Key Experimental Results¶
Main Results¶
PSRBench comprises 7 subsets and evaluates three dimensions: Subject Consistency (SC), Aesthetic Preference (HPS), and Semantic Alignment (SA).
| Model | SC Overall | HPS Overall | SA Overall |
|---|---|---|---|
| FLUX.1 Kontext | 0.497 | 0.870 | 0.583 |
| UNO | 0.523 | 1.009 | 0.667 |
| OmniGen2 | 0.587 | 1.020 | 0.758 |
| XVerse | 0.587 | 0.893 | 0.669 |
| Ours-SFT | 0.559 | 0.794 | 0.712 |
| Ours (PSR) | 0.673 | 1.124 | 0.783 |
Ablation Study¶
Comparison of positional encoding strategies (semantic alignment scores):
| Method | 2-subjects | 3-subjects | 4-subjects | Position |
|---|---|---|---|---|
| w/ h-w offset | 0.929 | 0.831 | 0.808 | 0.469 |
| w/ w offset | 0.915 | 0.824 | 0.777 | 0.459 |
| w/ h offset | 0.925 | 0.840 | 0.805 | 0.437 |
| w/ ours (frame) | 0.922 | 0.870 | 0.821 | 0.508 |
Key Findings¶
- The introduction of PSR rewards substantially improves subject consistency from 0.559 (SFT) to 0.673, a 20.4% gain, with particularly pronounced advantages on the Three/Four subsets (0.615/0.571 vs. the previous best of 0.552/0.508).
- The resolution reduction (1024→512) during SFT degrades aesthetic scores, but the PSR RL stage effectively recovers and surpasses the original model.
- Frame-wise positional encoding outperforms the second-best method by 0.039 on the Position subset, demonstrating that alternative encodings introduce fixed spatial layout biases.
- In user studies, PSR achieves the highest ratings across all three dimensions (SC 0.92, SA 0.80, HPS 0.82).
Highlights & Insights¶
- Elegant closed-loop data construction pipeline: The T2I → detection & cropping → single-subject personalization model pipeline cleverly repurposes the already-solved capability of single-subject personalization as a tool for multi-subject training data construction.
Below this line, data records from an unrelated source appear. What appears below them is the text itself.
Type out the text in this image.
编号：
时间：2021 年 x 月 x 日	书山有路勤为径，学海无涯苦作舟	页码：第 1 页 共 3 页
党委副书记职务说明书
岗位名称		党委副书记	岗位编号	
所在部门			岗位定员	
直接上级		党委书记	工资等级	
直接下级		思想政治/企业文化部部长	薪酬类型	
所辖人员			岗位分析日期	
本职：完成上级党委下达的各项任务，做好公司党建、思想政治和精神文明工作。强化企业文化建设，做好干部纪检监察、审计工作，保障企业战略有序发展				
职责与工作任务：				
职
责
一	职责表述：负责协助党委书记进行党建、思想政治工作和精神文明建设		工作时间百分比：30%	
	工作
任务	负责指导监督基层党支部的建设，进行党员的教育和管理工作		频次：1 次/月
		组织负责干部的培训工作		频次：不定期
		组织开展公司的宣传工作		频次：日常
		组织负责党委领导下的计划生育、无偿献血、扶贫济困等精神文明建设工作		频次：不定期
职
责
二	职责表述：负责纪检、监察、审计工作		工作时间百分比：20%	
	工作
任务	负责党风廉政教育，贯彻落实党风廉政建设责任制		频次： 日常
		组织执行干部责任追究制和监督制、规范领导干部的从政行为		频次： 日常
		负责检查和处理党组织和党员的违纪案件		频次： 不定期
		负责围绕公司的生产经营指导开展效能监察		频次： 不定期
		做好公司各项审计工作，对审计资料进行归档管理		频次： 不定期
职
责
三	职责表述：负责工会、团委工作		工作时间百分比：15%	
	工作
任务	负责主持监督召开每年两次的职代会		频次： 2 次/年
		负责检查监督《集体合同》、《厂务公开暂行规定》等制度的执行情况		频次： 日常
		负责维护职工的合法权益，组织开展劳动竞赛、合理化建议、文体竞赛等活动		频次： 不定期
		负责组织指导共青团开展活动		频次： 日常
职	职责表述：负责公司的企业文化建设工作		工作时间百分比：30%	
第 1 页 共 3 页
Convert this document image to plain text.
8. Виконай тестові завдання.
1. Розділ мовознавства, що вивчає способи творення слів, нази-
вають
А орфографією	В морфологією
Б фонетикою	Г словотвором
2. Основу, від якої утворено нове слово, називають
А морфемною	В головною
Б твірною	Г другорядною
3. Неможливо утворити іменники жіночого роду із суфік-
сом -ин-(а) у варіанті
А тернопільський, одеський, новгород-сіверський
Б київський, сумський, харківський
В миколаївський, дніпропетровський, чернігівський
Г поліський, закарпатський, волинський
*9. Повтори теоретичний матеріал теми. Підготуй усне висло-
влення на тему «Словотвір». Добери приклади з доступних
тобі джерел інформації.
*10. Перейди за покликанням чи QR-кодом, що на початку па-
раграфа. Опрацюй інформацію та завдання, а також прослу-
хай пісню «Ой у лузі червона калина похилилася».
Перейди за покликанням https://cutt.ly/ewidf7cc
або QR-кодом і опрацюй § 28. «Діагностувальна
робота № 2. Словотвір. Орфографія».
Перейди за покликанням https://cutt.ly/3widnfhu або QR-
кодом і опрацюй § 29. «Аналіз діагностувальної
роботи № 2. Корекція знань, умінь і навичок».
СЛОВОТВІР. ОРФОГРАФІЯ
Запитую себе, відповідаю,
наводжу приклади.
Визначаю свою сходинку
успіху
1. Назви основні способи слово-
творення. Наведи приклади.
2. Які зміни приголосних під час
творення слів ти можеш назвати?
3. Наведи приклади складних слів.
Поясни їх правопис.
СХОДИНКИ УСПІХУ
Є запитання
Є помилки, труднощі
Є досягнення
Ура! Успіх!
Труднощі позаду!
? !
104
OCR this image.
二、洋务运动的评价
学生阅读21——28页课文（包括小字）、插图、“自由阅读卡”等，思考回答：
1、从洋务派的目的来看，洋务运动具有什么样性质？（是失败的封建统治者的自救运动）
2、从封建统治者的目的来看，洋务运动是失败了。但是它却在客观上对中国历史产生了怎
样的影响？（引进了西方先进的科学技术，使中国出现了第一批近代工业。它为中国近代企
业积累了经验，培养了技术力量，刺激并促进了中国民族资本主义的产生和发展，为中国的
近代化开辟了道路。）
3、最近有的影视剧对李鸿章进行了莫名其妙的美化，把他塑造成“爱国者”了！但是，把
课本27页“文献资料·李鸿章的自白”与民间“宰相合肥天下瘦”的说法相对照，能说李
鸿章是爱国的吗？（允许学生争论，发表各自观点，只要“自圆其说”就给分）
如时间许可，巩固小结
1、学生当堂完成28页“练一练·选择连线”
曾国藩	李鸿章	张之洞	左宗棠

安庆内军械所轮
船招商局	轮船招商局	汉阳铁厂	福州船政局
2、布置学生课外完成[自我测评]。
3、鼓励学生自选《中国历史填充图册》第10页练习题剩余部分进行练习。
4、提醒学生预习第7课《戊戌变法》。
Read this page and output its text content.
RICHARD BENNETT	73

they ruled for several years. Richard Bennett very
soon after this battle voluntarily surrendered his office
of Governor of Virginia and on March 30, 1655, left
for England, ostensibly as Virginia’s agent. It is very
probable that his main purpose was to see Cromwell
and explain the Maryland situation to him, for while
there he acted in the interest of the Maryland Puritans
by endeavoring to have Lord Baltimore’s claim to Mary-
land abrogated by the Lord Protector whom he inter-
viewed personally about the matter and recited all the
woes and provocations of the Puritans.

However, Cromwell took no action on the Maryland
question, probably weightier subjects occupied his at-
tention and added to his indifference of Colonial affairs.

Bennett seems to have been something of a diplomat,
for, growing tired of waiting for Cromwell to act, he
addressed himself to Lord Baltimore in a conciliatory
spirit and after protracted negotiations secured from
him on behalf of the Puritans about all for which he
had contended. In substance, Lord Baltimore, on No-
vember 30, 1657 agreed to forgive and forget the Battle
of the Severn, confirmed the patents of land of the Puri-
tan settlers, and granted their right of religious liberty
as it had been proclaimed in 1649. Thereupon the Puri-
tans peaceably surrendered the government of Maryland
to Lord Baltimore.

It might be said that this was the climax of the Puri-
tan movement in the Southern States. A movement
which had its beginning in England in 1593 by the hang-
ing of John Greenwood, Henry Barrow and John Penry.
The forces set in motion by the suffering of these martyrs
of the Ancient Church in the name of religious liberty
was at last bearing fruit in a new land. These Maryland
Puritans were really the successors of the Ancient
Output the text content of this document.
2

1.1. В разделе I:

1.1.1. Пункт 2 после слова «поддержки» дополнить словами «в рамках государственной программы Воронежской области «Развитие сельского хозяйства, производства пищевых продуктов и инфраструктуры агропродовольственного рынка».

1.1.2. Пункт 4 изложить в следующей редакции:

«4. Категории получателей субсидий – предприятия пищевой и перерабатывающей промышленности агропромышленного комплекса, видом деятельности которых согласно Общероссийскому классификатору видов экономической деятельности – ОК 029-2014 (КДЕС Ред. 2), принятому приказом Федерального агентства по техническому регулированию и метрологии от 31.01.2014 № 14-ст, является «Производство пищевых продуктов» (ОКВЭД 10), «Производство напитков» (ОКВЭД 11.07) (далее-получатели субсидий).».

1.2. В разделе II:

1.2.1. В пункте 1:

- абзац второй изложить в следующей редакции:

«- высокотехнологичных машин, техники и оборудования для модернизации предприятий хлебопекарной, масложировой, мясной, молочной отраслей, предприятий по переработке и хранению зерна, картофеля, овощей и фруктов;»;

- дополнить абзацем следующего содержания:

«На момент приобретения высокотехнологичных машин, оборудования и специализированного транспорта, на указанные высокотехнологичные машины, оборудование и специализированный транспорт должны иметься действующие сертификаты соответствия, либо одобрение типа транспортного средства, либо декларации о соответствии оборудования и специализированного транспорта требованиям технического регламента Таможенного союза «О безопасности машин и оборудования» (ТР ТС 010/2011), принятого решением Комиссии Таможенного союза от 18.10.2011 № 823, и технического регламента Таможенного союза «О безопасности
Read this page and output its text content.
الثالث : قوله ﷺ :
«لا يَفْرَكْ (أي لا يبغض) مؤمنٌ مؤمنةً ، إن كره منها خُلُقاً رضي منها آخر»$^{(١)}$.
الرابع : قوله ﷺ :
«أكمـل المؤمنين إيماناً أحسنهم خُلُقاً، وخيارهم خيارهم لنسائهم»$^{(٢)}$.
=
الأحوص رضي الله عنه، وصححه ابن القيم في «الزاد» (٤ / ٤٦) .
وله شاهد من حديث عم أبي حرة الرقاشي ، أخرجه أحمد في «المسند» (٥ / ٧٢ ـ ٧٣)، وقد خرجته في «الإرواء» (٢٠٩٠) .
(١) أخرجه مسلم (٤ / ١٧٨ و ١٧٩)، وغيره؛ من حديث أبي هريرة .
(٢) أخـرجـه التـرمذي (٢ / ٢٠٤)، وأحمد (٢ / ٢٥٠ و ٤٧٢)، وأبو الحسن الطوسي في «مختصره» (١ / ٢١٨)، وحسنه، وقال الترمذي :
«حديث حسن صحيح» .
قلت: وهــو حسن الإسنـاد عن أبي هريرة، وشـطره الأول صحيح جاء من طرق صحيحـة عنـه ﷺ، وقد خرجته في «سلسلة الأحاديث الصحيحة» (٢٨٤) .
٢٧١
This paradigm is highly transferable—any task lacking paired data can adopt a similar approach.
- Subject disentanglement + pairwise rewards: Using a detector within RL to decompose global images into subject-level reward signals follows a "divide-then-compare" strategy that is more precise than comparing global features directly, and is transferable to any generation task requiring fine-grained alignment.
- Subtractive thinking in positional encoding: Removing \(h/w\) offsets yields better results, as it avoids the introduction of unnecessary spatial priors.
Limitations & Future Work¶
- Training resolution is limited to 512×512, constraining the detail quality of generated images.
- Identity preservation for small-scale subjects remains challenging (acknowledged failure cases by the authors).
- The accuracy of the detector directly affects PSR reward quality—detection failures introduce noise into the reward signal.
- Validation is currently limited to FLUX.1 Kontext; transferability to other architectures (e.g., DiT, U-Net) remains unexplored.
Related Work & Insights¶
- vs. UNO: UNO constructs training data by directly generating diptychs with T2I models, yielding low consistency; PSR leverages single-subject personalization models for higher-quality data construction. UNO's spatial \(h/w\) offset introduces positional bias, whereas PSR offsets only along the frame dimension.
- vs. OmniGen2: OmniGen2 is competitive in text adherence but falls significantly behind PSR in subject consistency, demonstrating that SFT alone struggles to guarantee both simultaneously.
- vs. Flow-GRPO/DanceGRPO: These works apply RL to general T2I model improvement; PSR is the first to apply RL to the multi-subject personalization setting and introduces subject-level reward design.
Rating¶
- Novelty: ⭐⭐⭐⭐ The data construction pipeline and PSR reward design are elegant, though the overall SFT+RL two-stage framework follows a conventional paradigm.
- Experimental Thoroughness: ⭐⭐⭐⭐⭐ Self-constructed benchmark with comprehensive evaluation, thorough ablations, and user studies.
- Writing Quality: ⭐⭐⭐⭐ Well-organized with rich figures and tables.
- Value: ⭐⭐⭐⭐ Provides a complete data + training + evaluation solution for multi-subject personalized generation.